Trans lesbian women exist. And we are not seen...




There is one group of trans women that is rarely spoken about — even within LGBTQ+ communities.

Trans lesbian women.

Trans women are talked about often.
Lesbians are talked about often, too.

But when these two identities coexist in one person, something like a system error occurs.

We are not seen.
We are not understood.
We are often simply erased.

This text is not about slogans or politics.
It is an attempt to calmly and clearly state a simple fact: we exist.


Who is a trans lesbian woman?

A trans lesbian woman is a lesbian woman.
Period.


About sexual orientation — simply, and without myths

There is one basic thing that, for some reason, still needs to be explained:

sexual orientation does not depend on gender.

A trans woman is a woman.

And her sexual orientation develops in exactly the same way as that of any other woman.

Trans women can be:
lesbians,
bisexual,
heterosexual,
asexual.

Exactly the same range as cisgender women.
No more. No less.


Gender is about who you are: a woman, a man, or a non-binary person.

Sexual orientation is about who you love.

These are different dimensions, and they do not define each other.


But in trans people’s lives, sexual orientation can be:

muted by fear;
masked by the need to survive;
confused with the need for safety, acceptance, and closeness.

That is why different life trajectories exist:

some trans women felt attraction to women from childhood, and after transition it became possible to live this truth openly;

others lived in relationships with women before transition, but only afterward were able to recognize that their erotic and romantic attraction is toward men.

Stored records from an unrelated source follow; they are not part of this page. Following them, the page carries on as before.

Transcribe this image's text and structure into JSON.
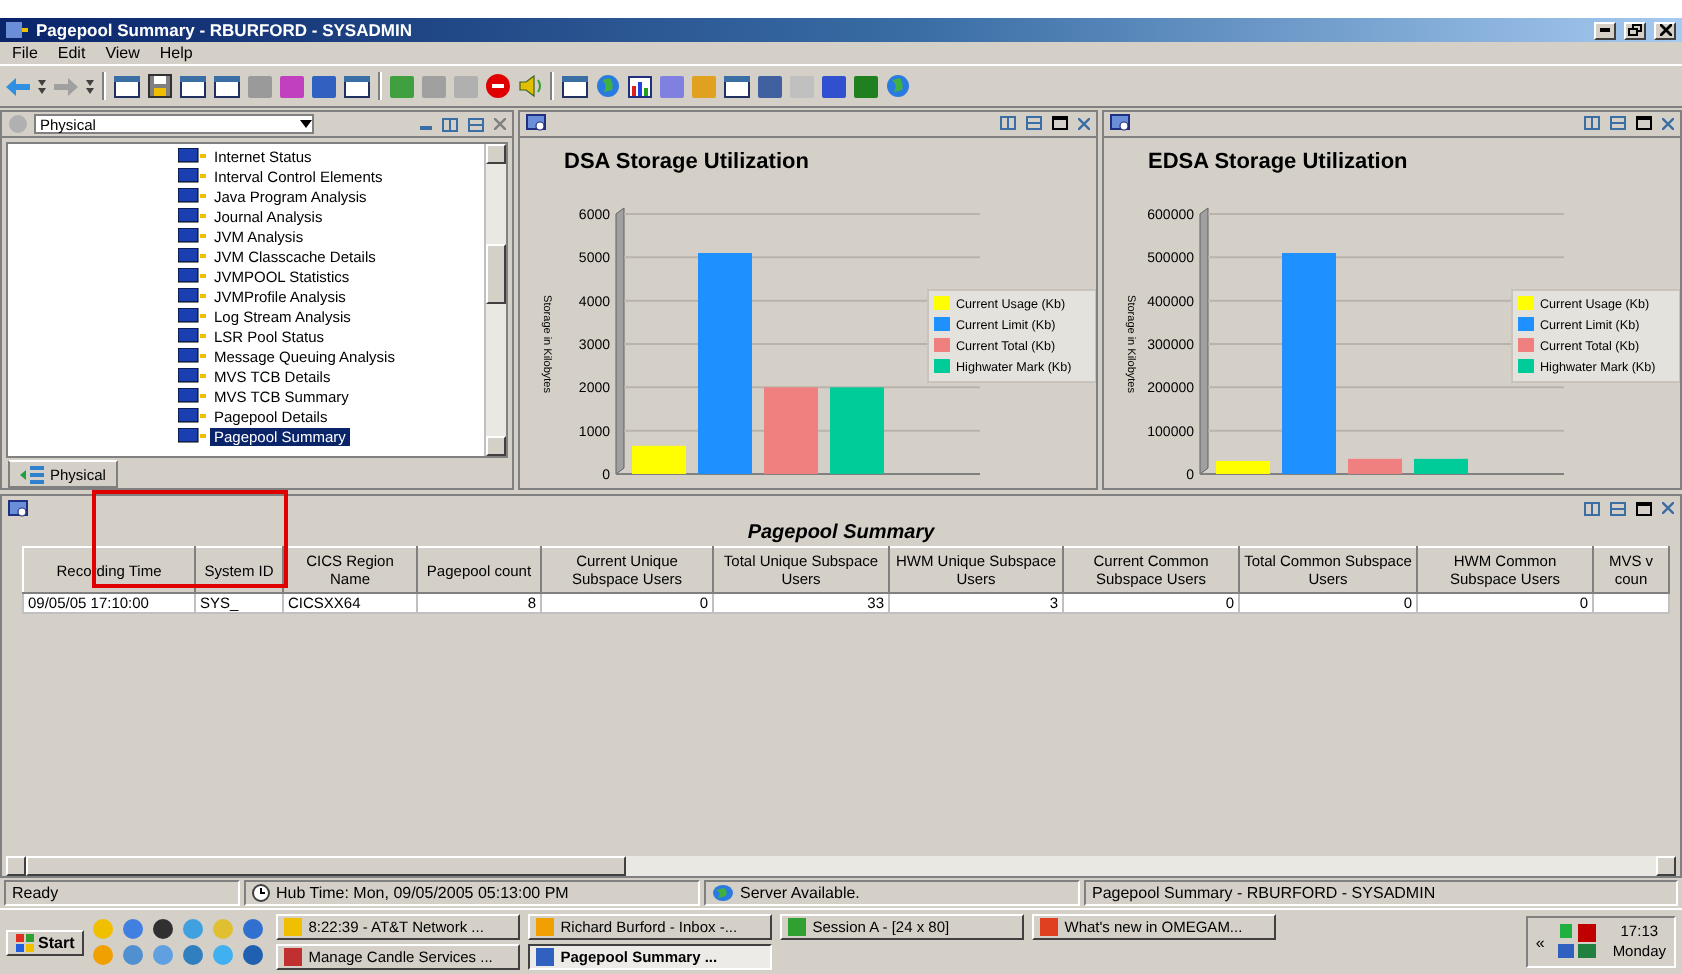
{
  "window": {
    "title": "Pagepool Summary - RBURFORD - SYSADMIN"
  },
  "menu": [
    "File",
    "Edit",
    "View",
    "Help"
  ],
  "toolbar": [
    {
      "kind": "back"
    },
    {
      "kind": "dropdown"
    },
    {
      "kind": "forward"
    },
    {
      "kind": "dropdown"
    },
    {
      "kind": "separator"
    },
    {
      "kind": "window"
    },
    {
      "kind": "disk"
    },
    {
      "kind": "window"
    },
    {
      "kind": "window"
    },
    {
      "kind": "generic",
      "color": "#9a9a9a"
    },
    {
      "kind": "generic",
      "color": "#c040c0"
    },
    {
      "kind": "generic",
      "color": "#3060c0"
    },
    {
      "kind": "window"
    },
    {
      "kind": "separator"
    },
    {
      "kind": "generic",
      "color": "#40a040"
    },
    {
      "kind": "generic",
      "color": "#a0a0a0"
    },
    {
      "kind": "generic",
      "color": "#b0b0b0"
    },
    {
      "kind": "stop"
    },
    {
      "kind": "speaker"
    },
    {
      "kind": "separator"
    },
    {
      "kind": "window"
    },
    {
      "kind": "globe"
    },
    {
      "kind": "bars"
    },
    {
      "kind": "generic",
      "color": "#8080e0"
    },
    {
      "kind": "generic",
      "color": "#e0a020"
    },
    {
      "kind": "window"
    },
    {
      "kind": "generic",
      "color": "#4060a0"
    },
    {
      "kind": "generic",
      "color": "#c0c0c0"
    },
    {
      "kind": "generic",
      "color": "#3050d0"
    },
    {
      "kind": "generic",
      "color": "#208020"
    },
    {
      "kind": "globe"
    }
  ],
  "navigator": {
    "view": "Physical",
    "tab": "Physical",
    "items": [
      {
        "label": "Internet Status",
        "selected": false
      },
      {
        "label": "Interval Control Elements",
        "selected": false
      },
      {
        "label": "Java Program Analysis",
        "selected": false
      },
      {
        "label": "Journal Analysis",
        "selected": false
      },
      {
        "label": "JVM Analysis",
        "selected": false
      },
      {
        "label": "JVM Classcache Details",
        "selected": false
      },
      {
        "label": "JVMPOOL Statistics",
        "selected": false
      },
      {
        "label": "JVMProfile Analysis",
        "selected": false
      },
      {
        "label": "Log Stream Analysis",
        "selected": false
      },
      {
        "label": "LSR Pool Status",
        "selected": false
      },
      {
        "label": "Message Queuing Analysis",
        "selected": false
      },
      {
        "label": "MVS TCB Details",
        "selected": false
      },
      {
        "label": "MVS TCB Summary",
        "selected": false
      },
      {
        "label": "Pagepool Details",
        "selected": false
      },
      {
        "label": "Pagepool Summary",
        "selected": true
      }
    ]
  },
  "charts": [
    {
      "chart_data": {
        "type": "bar",
        "grid": true,
        "legend": true,
        "title": "DSA Storage Utilization",
        "ylabel": "Storage in Kilobytes",
        "ylim": [
          0,
          6000
        ],
        "yticks": [
          0,
          1000,
          2000,
          3000,
          4000,
          5000,
          6000
        ],
        "series": [
          {
            "name": "Current Usage (Kb)",
            "color": "#ffff00",
            "values": [
              650
            ]
          },
          {
            "name": "Current Limit (Kb)",
            "color": "#1e90ff",
            "values": [
              5100
            ]
          },
          {
            "name": "Current Total (Kb)",
            "color": "#f08080",
            "values": [
              2000
            ]
          },
          {
            "name": "Highwater Mark (Kb)",
            "color": "#00cc99",
            "values": [
              2000
            ]
          }
        ]
      }
    },
    {
      "chart_data": {
        "type": "bar",
        "grid": true,
        "legend": true,
        "title": "EDSA Storage Utilization",
        "ylabel": "Storage in Kilobytes",
        "ylim": [
          0,
          600000
        ],
        "yticks": [
          0,
          100000,
          200000,
          300000,
          400000,
          500000,
          600000
        ],
        "series": [
          {
            "name": "Current Usage (Kb)",
            "color": "#ffff00",
            "values": [
              30000
            ]
          },
          {
            "name": "Current Limit (Kb)",
            "color": "#1e90ff",
            "values": [
              510000
            ]
          },
          {
            "name": "Current Total (Kb)",
            "color": "#f08080",
            "values": [
              35000
            ]
          },
          {
            "name": "Highwater Mark (Kb)",
            "color": "#00cc99",
            "values": [
              35000
            ]
          }
        ]
      }
    }
  ],
  "table": {
    "title": "Pagepool Summary",
    "columns": [
      "Recording Time",
      "System ID",
      "CICS Region Name",
      "Pagepool count",
      "Current Unique Subspace Users",
      "Total Unique Subspace Users",
      "HWM Unique Subspace Users",
      "Current Common Subspace Users",
      "Total Common Subspace Users",
      "HWM Common Subspace Users",
      "MVS v coun"
    ],
    "rows": [
      [
        "09/05/05 17:10:00",
        "SYS_",
        "CICSXX64",
        "8",
        "0",
        "33",
        "3",
        "0",
        "0",
        "0",
        ""
      ]
    ]
  },
  "status_bar": {
    "message": "Ready",
    "hub_time": "Hub Time: Mon, 09/05/2005 05:13:00 PM",
    "server": "Server Available.",
    "context": "Pagepool Summary - RBURFORD - SYSADMIN"
  },
  "taskbar": {
    "start": "Start",
    "quick_launch": [
      {
        "color": "#f0c000"
      },
      {
        "color": "#4080e0"
      },
      {
        "color": "#303030"
      },
      {
        "color": "#40a0e0"
      },
      {
        "color": "#e0c030"
      },
      {
        "color": "#3070d0"
      },
      {
        "color": "#f0a000"
      },
      {
        "color": "#5090d0"
      },
      {
        "color": "#60a0e0"
      },
      {
        "color": "#3080c0"
      },
      {
        "color": "#40b0f0"
      },
      {
        "color": "#2060b0"
      }
    ],
    "tasks": [
      {
        "label": "8:22:39 - AT&T Network ...",
        "selected": false,
        "color": "#f0c000"
      },
      {
        "label": "Richard Burford - Inbox -...",
        "selected": false,
        "color": "#f0a000"
      },
      {
        "label": "Session A - [24 x 80]",
        "selected": false,
        "color": "#30a030"
      },
      {
        "label": "What's new in OMEGAM...",
        "selected": false,
        "color": "#e04020"
      },
      {
        "label": "Manage Candle Services ...",
        "selected": false,
        "color": "#c03030"
      },
      {
        "label": "Pagepool Summary ...",
        "selected": true,
        "color": "#3060c0"
      }
    ],
    "tray_expand": "«",
    "time": "17:13",
    "day": "Monday"
  }
}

This is not a “change of orientation”.
It is the removal of protective layers that made it possible to see and accept one’s real sexual orientation.


Why are we not seen even within the LGBTQ+ community?

Because our experience:
does not fit the classic image of a cis lesbian couple;
does not fit common assumptions about trans women;
often seems “inconvenient” or “hard to categorize.”

As a result, a trans lesbian woman may end up isolated:
among cis lesbians,
within the trans community,
and in society as a whole.


Why talk about this?

Because we exist.

Because silence is also a form of erasure.